I heard C, a gay, being accused of stealing some tokens from Friend B during a fund raising affair. Then, Friend B herself told me that the stories about C are not true. C was also the topic of discussion during a luncheon. It was said that a model hit C for telling everybody that he slept with C. Anyway, a friend J remarked, “I'd rather not make a comment. I was not there and I don't want to say something that would be unfair.”
Honestly, I also believed the rumors because I never liked C. J's comment reminded me that just because we don't like C, it doesn't mean that he's capable of some of the bad things said about him on some occasions.
I'm no stranger to gossip. With my family being in social circles and with my work of meeting people, you get to hear stories about others. At a young age, I've heard stories about that this person did this and that and I easily believed them because, well, I heard it from people older than me. And I was young and naïve.
Then, high school came and one common exercise that our teachers would make us go through with is how we process information.
In every exercise, the initial or raw information given to the first person end up getting changed with the last person who hears it (in a group of more than 10). This showed us that raw information is processed differently by others, depending on the factors that affect that person hearing it. It was through those exercises that I learned this important lesson: Be careful with what you hear because most of the time, they are already distorted if such did not come directly from the witness. And another lesson, the witness can also be wrong because of “jumping to conclusions.”

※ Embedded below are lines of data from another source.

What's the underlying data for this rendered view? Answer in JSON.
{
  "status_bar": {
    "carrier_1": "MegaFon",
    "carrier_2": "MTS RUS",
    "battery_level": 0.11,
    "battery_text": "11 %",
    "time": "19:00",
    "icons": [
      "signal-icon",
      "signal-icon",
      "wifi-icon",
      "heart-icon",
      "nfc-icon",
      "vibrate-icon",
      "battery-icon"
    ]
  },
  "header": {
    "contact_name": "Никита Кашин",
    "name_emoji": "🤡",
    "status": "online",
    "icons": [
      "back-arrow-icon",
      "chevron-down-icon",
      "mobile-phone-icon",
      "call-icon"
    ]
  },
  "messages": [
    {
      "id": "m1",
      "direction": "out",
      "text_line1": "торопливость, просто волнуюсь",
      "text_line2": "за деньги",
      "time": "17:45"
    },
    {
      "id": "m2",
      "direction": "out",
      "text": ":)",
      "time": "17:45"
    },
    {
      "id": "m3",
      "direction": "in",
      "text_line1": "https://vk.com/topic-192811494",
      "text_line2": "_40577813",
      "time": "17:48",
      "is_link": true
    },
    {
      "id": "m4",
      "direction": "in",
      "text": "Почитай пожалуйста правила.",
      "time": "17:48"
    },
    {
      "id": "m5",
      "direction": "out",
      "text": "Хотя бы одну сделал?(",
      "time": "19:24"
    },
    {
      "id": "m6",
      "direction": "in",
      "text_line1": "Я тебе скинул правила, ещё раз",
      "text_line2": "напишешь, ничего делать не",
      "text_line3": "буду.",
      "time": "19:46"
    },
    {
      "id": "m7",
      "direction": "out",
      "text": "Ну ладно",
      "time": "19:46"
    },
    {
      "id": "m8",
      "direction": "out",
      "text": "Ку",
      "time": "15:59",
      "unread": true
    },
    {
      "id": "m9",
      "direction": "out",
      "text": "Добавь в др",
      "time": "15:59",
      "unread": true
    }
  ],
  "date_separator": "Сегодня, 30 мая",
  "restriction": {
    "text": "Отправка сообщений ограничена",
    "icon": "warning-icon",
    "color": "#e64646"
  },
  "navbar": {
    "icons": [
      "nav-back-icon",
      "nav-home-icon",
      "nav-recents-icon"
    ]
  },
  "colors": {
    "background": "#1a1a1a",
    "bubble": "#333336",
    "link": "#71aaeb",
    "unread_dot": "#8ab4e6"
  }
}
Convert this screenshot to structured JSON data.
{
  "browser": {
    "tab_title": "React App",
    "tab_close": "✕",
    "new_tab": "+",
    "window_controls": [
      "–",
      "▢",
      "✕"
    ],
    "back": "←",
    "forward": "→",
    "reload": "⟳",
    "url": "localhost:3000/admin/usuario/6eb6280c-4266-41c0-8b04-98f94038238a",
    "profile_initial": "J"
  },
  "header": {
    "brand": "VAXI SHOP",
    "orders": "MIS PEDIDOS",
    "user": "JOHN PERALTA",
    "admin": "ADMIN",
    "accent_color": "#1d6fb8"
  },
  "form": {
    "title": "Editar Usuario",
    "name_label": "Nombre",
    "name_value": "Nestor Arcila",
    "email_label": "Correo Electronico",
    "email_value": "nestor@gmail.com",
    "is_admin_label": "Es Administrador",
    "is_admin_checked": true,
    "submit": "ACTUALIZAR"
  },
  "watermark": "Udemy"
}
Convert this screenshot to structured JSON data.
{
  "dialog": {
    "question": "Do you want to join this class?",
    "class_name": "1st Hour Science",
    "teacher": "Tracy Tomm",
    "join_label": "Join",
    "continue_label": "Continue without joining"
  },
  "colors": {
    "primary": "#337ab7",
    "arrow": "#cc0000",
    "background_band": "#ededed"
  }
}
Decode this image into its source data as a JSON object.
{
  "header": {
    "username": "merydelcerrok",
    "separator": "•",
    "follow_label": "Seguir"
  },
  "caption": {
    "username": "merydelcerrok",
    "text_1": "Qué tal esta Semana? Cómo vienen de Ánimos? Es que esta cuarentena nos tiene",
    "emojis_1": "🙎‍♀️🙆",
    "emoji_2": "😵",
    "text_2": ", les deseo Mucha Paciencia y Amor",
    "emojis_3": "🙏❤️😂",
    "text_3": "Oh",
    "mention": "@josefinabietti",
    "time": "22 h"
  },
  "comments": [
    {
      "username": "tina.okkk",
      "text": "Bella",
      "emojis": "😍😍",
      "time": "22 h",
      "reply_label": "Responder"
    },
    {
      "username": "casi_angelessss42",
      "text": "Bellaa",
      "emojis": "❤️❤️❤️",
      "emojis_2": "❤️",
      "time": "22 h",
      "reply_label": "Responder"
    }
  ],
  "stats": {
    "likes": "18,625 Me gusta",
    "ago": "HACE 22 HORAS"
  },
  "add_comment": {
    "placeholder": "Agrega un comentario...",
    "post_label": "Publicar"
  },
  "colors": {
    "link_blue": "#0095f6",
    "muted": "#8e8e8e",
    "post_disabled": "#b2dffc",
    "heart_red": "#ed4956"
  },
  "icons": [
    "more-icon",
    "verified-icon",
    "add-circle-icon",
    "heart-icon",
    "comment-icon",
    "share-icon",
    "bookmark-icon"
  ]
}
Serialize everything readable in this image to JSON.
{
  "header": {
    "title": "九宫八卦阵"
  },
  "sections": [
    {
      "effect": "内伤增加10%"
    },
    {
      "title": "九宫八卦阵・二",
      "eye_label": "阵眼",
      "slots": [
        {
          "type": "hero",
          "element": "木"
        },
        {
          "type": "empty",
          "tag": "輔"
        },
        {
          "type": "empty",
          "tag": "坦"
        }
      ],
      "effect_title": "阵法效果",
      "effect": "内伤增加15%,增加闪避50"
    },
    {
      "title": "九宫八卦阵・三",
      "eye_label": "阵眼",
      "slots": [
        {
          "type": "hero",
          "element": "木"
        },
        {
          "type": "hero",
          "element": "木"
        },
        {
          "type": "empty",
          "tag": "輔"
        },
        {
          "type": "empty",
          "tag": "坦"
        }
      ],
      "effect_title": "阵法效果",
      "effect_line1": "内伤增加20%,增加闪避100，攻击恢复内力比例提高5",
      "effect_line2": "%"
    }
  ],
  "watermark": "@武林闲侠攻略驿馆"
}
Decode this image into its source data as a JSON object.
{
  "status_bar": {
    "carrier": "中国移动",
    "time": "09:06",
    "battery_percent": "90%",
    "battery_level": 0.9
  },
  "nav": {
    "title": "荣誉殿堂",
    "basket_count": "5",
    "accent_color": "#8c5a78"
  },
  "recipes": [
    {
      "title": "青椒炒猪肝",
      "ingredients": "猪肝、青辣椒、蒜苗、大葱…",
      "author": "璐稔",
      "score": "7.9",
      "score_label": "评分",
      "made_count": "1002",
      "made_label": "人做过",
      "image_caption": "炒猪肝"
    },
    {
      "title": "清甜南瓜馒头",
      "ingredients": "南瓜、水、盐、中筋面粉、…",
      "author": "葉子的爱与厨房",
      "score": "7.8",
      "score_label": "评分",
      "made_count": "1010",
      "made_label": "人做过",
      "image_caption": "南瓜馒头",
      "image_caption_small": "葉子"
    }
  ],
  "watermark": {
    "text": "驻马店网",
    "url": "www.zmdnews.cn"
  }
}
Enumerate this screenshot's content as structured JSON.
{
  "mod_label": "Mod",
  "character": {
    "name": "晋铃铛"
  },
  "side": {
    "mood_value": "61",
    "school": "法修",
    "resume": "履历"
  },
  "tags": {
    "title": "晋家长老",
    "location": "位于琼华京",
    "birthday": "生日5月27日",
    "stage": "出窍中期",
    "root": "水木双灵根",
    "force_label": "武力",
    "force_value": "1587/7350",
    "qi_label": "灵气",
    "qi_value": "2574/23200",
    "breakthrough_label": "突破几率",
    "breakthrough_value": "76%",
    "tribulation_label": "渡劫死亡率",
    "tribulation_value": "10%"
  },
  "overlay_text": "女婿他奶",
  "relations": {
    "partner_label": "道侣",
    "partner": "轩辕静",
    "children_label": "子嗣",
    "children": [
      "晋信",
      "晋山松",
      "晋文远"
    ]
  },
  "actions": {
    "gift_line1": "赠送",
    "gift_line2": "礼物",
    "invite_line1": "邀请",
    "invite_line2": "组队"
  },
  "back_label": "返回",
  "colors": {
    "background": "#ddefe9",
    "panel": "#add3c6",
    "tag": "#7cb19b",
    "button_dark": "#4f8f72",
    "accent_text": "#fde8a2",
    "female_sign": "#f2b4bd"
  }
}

Gossip is normally common in people who have so much idle time in their hands. That everything they see or hear are then processed into different variations because, well, they're bored.
Gossip, in reality, is personal and trivial and cannot really be classified as a “normal conversation.” It's a form of lighthearted conversation that we do out of innocence, not thinking that wrong information could actually hurt someone.
It is also a deliberate attack towards another person. The gossiper, however, does not realize that he or she destroys oneself by being the attacker while the person being attacked is living one's life in peace because truth is one his or her side.
We know that when we achieve something from lies, even if we feel we have every right to do so, we end up losing. We lose our freedom because in our hearts, we know that whatever we have has been achieved through false information.
Truthful information is very important in order to get things in their proper perspective. It is through truth that freedom and justice are won.
If you are the victim of gossipers and you know they're lying, be at peace with yourself, for truth is in your side. And if what they say about you is true, live with it, do better and move on. After all, everybody's busy earning a living and tending to their problems. They don't have time to discuss you 24/7.
If you gossip because you want to destroy someone, ask yourself, “Am I happy?” Because most often, it's a cover-up for your lack of happiness and lack of fulfillment and you want your victim to join you in the muck you are in.
And if you're the type who loves to gossip because you're bored, try taking up a hobby. Read a book, do cross stitch, learn to cook, or anything that could make you a better and happier person.